The letter arrived in a hand-addressed envelope, inside of which was a handwritten note. After everything we have been through, we were expecting something typed, from a solicitor. It began by politely thanking us for looking after the land so well. But in the next paragraph, the landowner attempted to serve us three weeks’ notice to move our horses, claiming that was all she needed to give. We texted her immediately to say our lease states three months. She replied later to say three weeks had been a mistake, she meant three months.
She tried to make light of it. But we already know we are losing our smallholding because the shoot wants the land. And they want it before the shooting season starts.
The shoot boys have put unbearable pressure on us for the past year, insisting they need us out. Despite doing our best to hold the line, for ourselves and our landlady, we have, of course, agreed to go because it’s her land and if she wants it back she must have it. But as we pointed out, you can’t just turf four horses out onto the road without proper notice.

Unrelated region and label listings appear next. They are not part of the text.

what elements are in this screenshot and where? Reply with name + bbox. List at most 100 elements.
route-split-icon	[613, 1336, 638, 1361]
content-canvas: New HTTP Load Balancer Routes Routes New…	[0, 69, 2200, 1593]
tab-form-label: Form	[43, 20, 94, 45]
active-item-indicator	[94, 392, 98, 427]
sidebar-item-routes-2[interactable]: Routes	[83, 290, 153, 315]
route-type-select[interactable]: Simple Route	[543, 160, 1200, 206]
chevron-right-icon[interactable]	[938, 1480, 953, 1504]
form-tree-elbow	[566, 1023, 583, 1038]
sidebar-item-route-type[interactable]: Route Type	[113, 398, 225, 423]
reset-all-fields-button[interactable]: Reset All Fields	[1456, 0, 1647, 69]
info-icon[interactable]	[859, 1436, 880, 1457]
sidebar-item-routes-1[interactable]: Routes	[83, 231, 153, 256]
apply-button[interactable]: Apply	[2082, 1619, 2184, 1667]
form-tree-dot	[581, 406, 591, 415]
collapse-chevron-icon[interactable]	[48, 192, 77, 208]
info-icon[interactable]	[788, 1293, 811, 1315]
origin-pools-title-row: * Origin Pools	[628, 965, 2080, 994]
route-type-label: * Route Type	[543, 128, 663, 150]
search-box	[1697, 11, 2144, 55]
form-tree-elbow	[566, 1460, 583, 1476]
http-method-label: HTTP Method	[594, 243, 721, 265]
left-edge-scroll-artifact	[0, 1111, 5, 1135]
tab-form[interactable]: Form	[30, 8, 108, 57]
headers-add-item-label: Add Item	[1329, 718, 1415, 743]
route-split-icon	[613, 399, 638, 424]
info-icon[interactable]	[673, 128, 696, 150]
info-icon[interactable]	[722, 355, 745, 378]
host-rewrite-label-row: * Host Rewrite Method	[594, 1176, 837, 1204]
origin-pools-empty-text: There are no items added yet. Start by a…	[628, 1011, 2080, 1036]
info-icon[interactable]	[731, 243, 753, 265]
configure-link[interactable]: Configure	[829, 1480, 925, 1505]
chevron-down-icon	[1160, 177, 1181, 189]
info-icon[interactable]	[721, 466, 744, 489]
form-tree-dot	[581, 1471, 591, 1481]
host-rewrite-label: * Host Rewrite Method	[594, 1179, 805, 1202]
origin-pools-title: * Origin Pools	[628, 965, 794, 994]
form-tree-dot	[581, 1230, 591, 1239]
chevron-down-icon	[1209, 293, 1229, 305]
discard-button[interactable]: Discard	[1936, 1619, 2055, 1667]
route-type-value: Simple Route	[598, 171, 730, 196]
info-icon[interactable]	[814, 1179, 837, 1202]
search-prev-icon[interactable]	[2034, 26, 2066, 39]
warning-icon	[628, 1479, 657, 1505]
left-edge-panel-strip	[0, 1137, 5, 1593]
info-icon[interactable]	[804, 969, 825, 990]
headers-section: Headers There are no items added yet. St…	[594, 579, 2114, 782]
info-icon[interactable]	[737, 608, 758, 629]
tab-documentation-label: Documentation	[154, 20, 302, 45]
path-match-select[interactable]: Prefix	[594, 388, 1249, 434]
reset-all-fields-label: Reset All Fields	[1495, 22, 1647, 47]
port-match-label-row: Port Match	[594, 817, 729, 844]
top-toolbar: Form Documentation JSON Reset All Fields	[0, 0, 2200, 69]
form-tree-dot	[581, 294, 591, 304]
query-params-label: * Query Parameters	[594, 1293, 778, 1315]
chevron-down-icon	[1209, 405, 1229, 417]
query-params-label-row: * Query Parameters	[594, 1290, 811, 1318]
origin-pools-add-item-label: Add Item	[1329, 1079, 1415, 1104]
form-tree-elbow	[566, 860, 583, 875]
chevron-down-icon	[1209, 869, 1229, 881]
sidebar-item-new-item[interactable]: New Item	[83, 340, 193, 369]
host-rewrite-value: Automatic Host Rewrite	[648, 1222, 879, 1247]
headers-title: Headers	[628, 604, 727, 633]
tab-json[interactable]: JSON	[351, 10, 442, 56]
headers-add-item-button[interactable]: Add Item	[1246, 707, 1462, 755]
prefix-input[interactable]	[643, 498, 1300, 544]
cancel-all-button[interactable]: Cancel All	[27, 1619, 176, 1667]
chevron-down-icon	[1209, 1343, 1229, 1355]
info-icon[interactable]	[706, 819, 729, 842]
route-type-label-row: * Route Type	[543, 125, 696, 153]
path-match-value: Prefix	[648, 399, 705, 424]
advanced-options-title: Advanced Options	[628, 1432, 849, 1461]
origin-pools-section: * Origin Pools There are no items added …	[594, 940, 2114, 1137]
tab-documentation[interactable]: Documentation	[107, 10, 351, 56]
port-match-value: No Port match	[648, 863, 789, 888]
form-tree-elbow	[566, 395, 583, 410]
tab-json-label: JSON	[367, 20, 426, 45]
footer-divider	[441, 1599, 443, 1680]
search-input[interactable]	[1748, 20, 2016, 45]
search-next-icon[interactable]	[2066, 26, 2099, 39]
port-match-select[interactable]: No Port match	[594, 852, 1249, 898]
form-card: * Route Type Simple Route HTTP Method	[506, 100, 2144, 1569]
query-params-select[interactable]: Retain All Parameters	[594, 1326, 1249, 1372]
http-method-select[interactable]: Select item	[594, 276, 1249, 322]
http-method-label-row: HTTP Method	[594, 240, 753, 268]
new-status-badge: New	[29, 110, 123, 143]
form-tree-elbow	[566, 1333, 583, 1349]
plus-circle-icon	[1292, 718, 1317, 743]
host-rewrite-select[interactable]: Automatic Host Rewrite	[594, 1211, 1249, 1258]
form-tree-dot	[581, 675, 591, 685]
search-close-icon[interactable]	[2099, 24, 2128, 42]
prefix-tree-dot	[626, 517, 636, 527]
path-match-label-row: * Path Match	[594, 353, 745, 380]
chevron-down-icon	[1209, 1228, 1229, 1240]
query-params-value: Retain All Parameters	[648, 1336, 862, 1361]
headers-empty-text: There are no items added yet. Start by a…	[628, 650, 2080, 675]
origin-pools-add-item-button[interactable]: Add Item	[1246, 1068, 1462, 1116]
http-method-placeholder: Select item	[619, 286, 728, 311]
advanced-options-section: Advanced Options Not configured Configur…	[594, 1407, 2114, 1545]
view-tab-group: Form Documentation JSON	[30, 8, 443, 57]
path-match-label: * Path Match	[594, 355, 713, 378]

It’s the end of an era for me. I’ve been keeping horses on this farm for 20 years and I’m sad to go. It’s incredible to think of all the momentous events that have happened to me here. I met the builder boyfriend in the main stable yard, when we both had our horses on full livery, back when he had only one horse and I had only two.
Our memory of it then was that it was an idyllic place, with old-fashioned rural values where horse-owners were free to ride the entire estate. But over the years it has changed until we barely recognise it. We go for a ride and our horses are scattered sideways by gangs of bikers who insist they have been told they can ride the footpaths.
In the past year, a lot of the arable land has been rented to horse-owners and a shoot, side by side. There is also a deer--stalking business with high chairs in the hay fields we are meant to be able to ride around, and, unfathomably, in some of the grazing fields.
One chair points directly at a field full of horses next to us where another lady keeps eventers. Another chair points into one of the grazing fields of the livery yard. I guess on nights they want to shoot deer, they must move the horses round.
We’ve had a few night-time stampedes, where we’ve found our horses sweated up and panic-stricken in the morning.
The builder boyfriend and I are on the front line in our little smallholding near the entrance to the estate, owned by the farmer’s sister. The walkers alone are bad enough, letting their wayward cockapoos run under our fence lines.
‘I’m thinking of turning this into a cycling trail,’ the farmer said to me one day, as we stood chatting on the driveway. ‘Well, I guess you’ve got to diversify,’ I said, thinking ‘We’ve got to get out of here…’
Now the birds are released ready for the season, horses graze with pheasants squawking around their legs. As you walk up the track you can hear me squawking too, at the spaniels who are attached by a rope to my jeans waistband as I muck out, to stop them chasing game birds.
The estate always had a friendly shoot. The form was that for a few months of the year, horse-owners agreed not to ride around on shoot days, that was all. Either the land has got smaller or the shoot has got bigger. Something has produced the current mishmash.
When we were first told that our largest paddock was going to have to accommodate a line of guns, we tried to cut a deal. Fine, we would get out of our back field if the shoot compensated us with half the rent, as it was half our grazing. We could then put this money towards the rent of a field elsewhere for the duration of the season.
But the shoot said no. We had to pay the full amount, while they used the land for nothing. We said we were sorry but we couldn’t afford to subsidise millionaires on a jolly. The landowner of our smallholding backed us at first, but lately she began to suggest we might have to go.
I knew something was up. The keeper had been driving past giving me choice looks as I wheeled my barrow around the stable yard. Up and down the track he went in his off-roader loaded with pheasant feed, scowling. The day before we were given our ‘notice’, he drove past grinning from ear to ear.